Statement der Goethe-Universität zum Jahrestag der Befreiung vom Faschismus

80 Jahre nach dem Ende des Zweiten Weltkriegs kommt dem 8. Mai als Jahrestag der Befreiung Deutschlands vom Nationalsozialismus eine besondere Bedeutung zu. Der Sieg der Alliierten setzte dem NS-Terrorregime, der Schoah und dem schrecklichen Vernichtungskrieg ein Ende, den Deutschland mit dem Überfall auf seine Nachbarn begonnen hatte. Halb Europa lag in Trümmern. Daraus entstand ein neuer Konsens. Durch alle gesellschaftlichen Schichten, Altersgruppen und über die Grenzen politischer Lager hinweg, über Jahrzehnte hinweg bewahrt von gesellschaftlichen und politischen Entscheidungsträger*innen, hatte ein Grundsatz Bestand: nie wieder Krieg, nie wieder Faschismus.
Mit zunehmendem zeitlichem Abstand zu den Geschehnissen über mittlerweile mehrere Generationen hinweg verblassen Erinnerungen. Zeitzeug*innen von Krieg und Holocaust, die noch von ihrem Leid berichten könnten, gibt es kaum noch. Und der Konsens der Nachkriegszeit wird zunehmend in Frage gestellt: Der russische Angriffskrieg gegen die Ukraine mit Verbrechen gegen die Zivilbevölkerung und der Missachtung des Völkerrechts ist dafür eines der folgenreichsten aktuellen Beispiele. Aber auch die aktuelle Regierung in den USA rückt von der Friedensordnung der Nachkriegszeit ab, stellt Staatsgrenzen, völkerrechtliche Prinzipien und sogar die Grundlagen der Demokratie in Frage. Und in Europa selbst sind 80 Jahre nach dem Ende des NS-Regimes in fast allen Ländern Parteien mit einem rechtsextremistischen, rassistischen und/oder antisemitischen Wahlprogramm erfolgreich und teils an Regierungen beteiligt.

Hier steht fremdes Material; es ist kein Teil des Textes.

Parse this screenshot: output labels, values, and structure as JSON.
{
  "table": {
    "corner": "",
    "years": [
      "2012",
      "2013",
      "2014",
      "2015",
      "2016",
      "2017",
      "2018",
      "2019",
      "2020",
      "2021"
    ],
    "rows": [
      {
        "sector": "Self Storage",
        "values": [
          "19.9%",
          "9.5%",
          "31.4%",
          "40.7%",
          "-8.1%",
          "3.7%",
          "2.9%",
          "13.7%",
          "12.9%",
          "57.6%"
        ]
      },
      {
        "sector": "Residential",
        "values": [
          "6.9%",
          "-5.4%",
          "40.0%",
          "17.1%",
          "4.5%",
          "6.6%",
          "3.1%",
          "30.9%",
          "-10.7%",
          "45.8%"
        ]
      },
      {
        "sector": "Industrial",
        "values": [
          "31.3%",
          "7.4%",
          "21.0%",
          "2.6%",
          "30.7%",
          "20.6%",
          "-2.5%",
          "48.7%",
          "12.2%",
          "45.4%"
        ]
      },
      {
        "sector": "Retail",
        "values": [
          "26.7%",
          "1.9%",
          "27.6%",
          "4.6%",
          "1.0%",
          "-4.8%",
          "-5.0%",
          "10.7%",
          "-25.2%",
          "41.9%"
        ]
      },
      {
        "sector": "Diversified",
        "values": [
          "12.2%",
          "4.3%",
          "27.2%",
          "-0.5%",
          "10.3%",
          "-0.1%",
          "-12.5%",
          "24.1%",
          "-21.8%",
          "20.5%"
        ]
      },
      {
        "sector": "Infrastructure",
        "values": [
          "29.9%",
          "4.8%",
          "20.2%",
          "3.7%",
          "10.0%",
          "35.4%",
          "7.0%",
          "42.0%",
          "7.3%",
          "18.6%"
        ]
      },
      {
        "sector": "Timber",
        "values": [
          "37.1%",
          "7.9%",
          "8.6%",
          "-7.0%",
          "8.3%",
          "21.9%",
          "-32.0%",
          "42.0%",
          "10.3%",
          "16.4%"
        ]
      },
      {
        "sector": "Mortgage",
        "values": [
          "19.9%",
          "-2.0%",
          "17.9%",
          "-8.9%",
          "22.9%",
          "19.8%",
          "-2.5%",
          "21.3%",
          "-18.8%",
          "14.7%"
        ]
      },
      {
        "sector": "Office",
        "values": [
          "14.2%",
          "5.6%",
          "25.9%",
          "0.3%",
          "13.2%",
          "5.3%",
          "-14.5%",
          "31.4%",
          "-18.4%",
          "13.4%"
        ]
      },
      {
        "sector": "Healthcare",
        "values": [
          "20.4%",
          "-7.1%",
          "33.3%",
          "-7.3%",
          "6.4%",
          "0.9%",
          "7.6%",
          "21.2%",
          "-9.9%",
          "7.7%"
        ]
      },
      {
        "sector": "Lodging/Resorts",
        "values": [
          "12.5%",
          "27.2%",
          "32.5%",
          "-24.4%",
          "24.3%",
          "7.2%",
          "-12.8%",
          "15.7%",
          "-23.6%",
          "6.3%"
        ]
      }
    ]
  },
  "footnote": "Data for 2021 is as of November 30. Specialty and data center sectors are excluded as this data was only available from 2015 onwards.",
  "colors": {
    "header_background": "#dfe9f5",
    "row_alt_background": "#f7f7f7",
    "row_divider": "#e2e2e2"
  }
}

Mit Blick auf ihre eigene wechselvolle Geschichte orientiert sich die Goethe-Universität in ihrem Leitbild an den Prinzipien der Demokratie und Rechtsstaatlichkeit und wendet sich gegen Rassismus, Nationalismus und Antisemitismus. Sie bekennt sich zu ihrer gesellschaftlichen Verantwortung für Forschung und Lehre, die einer friedlichen, demokratischen Entwicklung in Europa und der Welt dienen. Vor diesem Hintergrund stellt der 8. Mai aus Sicht der Goethe-Universität eine immerwährende Mahnung dar, selbst aktiv für Frieden, Freiheit und Demokratie einzutreten und sich entschieden gegen ihre Feinde im Aus- und Inland zu wehren, gegen Aggression, Faschismus, Rassismus und Antisemitismus einzutreten und klar Position zu beziehen.
Es ist unser Auftrag als Universität, dazu beizutragen, diesen Konsens aufrechtzuerhalten und das Gedenken mit Leben zu füllen. Gemeinsam mit neuen Generationen an Studierenden gilt es, das Vergangene und die daraus zu ziehenden Lehren für das eigene Handeln im Alltag wie später in beruflichen Zusammenhängen immer wieder neu kritisch zu hinterfragen und aufzuarbeiten, in der Forschung, in der Lehre und im Transfer von Wissen in die Gesellschaft. Es gilt mehr denn je: Nie wieder ist jetzt.